Dans une analyse approfondie de la gestion financière des communes flamandes, De Standaard révèle une tendance marquée vers la vente de bâtiments publics et la privatisation de certains services. Toutefois, ce mouvement pourrait ne pas s'aligner avec l'intérêt des citoyens, prévient le journal.

Parmi les biens mis en vente figurent une caserne de pompiers à Willebroek estimée à 1,85 million, une église à Schilde pour 2 millions, et un ancien hôtel de ville à Bruges dont le prix reste à déterminer. Des bâtiments tels qu'une académie de dessin, des anciennes casernes ou même des terrains agricoles sont également sur le marché.

Au total, les villes flamandes envisagent de céder près d’1,8 milliard de patrimoine dans les années à venir, tout en espérant récupérer 300 millions supplémentaires grâce à d'autres actifs, souligne De Standaard.

Qu'est-ce qu'il restera ?

Une autre dynamique qui émerge est celle de la sous-traitance de services, touchant notamment les écoles, crèches, maisons de repos et la gestion des espaces verts. C'est une approche perçue comme pragmatique, visant à équilibrer les finances communales, selon les élus. Au sein de cette dynamique, un conseiller chrétien-démocrate écrit : "Notre commune n'est pas experte dans la gestion de piscines, alors pourquoi ne pas confier cela à un acteur privé ?"

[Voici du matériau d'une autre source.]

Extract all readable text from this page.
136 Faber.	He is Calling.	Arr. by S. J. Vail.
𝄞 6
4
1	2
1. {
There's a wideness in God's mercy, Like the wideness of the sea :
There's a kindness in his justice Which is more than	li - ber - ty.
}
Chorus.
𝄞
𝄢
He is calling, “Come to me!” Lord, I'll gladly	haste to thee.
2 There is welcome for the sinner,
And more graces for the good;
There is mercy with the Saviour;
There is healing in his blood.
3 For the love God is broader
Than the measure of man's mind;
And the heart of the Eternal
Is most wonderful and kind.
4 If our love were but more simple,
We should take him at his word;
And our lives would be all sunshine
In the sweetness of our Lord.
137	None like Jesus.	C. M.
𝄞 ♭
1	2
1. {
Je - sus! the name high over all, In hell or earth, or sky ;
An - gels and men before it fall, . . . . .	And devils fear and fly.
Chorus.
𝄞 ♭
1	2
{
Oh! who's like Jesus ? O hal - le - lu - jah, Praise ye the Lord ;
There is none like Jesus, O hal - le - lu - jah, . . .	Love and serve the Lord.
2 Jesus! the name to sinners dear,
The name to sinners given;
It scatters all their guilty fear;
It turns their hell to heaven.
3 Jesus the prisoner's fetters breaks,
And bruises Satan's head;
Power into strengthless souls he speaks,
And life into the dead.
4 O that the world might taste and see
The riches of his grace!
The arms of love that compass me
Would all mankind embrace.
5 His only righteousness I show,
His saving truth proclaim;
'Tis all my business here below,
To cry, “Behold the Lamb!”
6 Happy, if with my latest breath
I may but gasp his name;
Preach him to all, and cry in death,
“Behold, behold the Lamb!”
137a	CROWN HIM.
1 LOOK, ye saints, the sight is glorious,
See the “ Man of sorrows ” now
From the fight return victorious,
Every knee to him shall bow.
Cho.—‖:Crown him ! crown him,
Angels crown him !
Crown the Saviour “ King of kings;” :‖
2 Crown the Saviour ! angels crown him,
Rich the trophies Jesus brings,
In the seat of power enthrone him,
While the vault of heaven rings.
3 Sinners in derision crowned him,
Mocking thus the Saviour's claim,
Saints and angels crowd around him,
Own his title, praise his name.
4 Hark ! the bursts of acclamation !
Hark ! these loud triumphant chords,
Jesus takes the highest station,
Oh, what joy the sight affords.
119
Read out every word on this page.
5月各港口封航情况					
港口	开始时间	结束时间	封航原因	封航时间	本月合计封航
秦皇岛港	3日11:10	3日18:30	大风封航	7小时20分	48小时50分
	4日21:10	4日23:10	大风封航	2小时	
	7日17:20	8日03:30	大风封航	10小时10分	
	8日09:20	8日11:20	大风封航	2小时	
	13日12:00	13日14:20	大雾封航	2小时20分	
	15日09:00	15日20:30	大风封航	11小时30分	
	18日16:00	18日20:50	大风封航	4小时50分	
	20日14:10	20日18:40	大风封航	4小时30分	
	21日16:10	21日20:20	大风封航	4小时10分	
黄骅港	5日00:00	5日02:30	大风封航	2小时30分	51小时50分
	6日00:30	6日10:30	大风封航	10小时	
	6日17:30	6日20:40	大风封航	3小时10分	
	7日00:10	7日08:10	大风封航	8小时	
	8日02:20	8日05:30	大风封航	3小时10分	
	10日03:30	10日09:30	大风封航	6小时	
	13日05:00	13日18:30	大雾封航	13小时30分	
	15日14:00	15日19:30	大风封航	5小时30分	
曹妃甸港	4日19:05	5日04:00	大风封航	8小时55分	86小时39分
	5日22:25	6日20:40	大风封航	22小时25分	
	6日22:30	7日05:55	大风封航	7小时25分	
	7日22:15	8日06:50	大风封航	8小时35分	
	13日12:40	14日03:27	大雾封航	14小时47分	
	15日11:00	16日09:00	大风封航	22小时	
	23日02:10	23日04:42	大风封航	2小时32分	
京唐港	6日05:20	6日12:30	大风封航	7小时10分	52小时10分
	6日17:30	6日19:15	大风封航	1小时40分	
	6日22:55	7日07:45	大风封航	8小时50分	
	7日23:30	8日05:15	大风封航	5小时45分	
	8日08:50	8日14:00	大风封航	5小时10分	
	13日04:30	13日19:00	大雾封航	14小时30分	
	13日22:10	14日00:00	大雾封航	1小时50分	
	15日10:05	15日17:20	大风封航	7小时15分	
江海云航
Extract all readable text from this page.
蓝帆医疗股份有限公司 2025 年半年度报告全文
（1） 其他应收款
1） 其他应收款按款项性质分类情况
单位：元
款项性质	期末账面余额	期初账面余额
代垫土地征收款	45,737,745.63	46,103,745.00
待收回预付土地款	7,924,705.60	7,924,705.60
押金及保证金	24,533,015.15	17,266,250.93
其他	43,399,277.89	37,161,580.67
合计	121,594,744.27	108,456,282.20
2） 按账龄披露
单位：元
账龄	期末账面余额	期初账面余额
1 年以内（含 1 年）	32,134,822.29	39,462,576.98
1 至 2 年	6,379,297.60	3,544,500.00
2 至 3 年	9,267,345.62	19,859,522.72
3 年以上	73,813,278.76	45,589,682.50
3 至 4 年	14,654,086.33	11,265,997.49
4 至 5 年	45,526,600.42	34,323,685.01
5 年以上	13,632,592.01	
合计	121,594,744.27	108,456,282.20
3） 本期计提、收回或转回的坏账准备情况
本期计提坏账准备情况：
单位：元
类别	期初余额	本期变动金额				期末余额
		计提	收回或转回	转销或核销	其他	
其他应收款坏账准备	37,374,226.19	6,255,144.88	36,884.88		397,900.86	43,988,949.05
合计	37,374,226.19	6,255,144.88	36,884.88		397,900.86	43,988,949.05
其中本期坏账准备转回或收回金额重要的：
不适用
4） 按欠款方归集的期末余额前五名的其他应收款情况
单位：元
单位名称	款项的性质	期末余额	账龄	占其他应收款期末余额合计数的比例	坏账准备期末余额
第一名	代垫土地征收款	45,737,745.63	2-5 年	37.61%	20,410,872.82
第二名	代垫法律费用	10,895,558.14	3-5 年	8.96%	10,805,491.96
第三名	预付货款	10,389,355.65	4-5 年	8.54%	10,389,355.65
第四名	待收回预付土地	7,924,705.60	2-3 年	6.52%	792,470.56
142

Une bourgmestre, quant à elle, exprime ses réserves. En tant que socialiste, elle préfère garder ces compétences au sein de la commune, reconnaissant néanmoins que la privatisation apparaît comme une option séduisante. Mais elle s'interroge : "Si nous continuons sur cette lancée, qu'est-ce qui restera de la commune ?"

Le juste équilibre

Le quotidien De Standaard rappelle les conséquences d'une délégation de secteurs critiques à des acteurs privés, citant le contrôle de vitesse comme un exemple où le profit a été privilégié au détriment de la sécurité routière. Cela soulève des questions sur l'équilibre à maintenir entre efficacité et service public.

Alors que certaines communes cherchent à imiter les entreprises, il est crucial de trouver un juste milieu : "Il faut assurer une gestion efficiente des ressources tout en maintenant un service public adéquat pour les citoyens".

Enfin, concernant les bâtiments, les activités qui peuvent ne pas être rentables restent néanmoins essentielles pour la vie communale, justifiant ainsi leur gestion par la commune.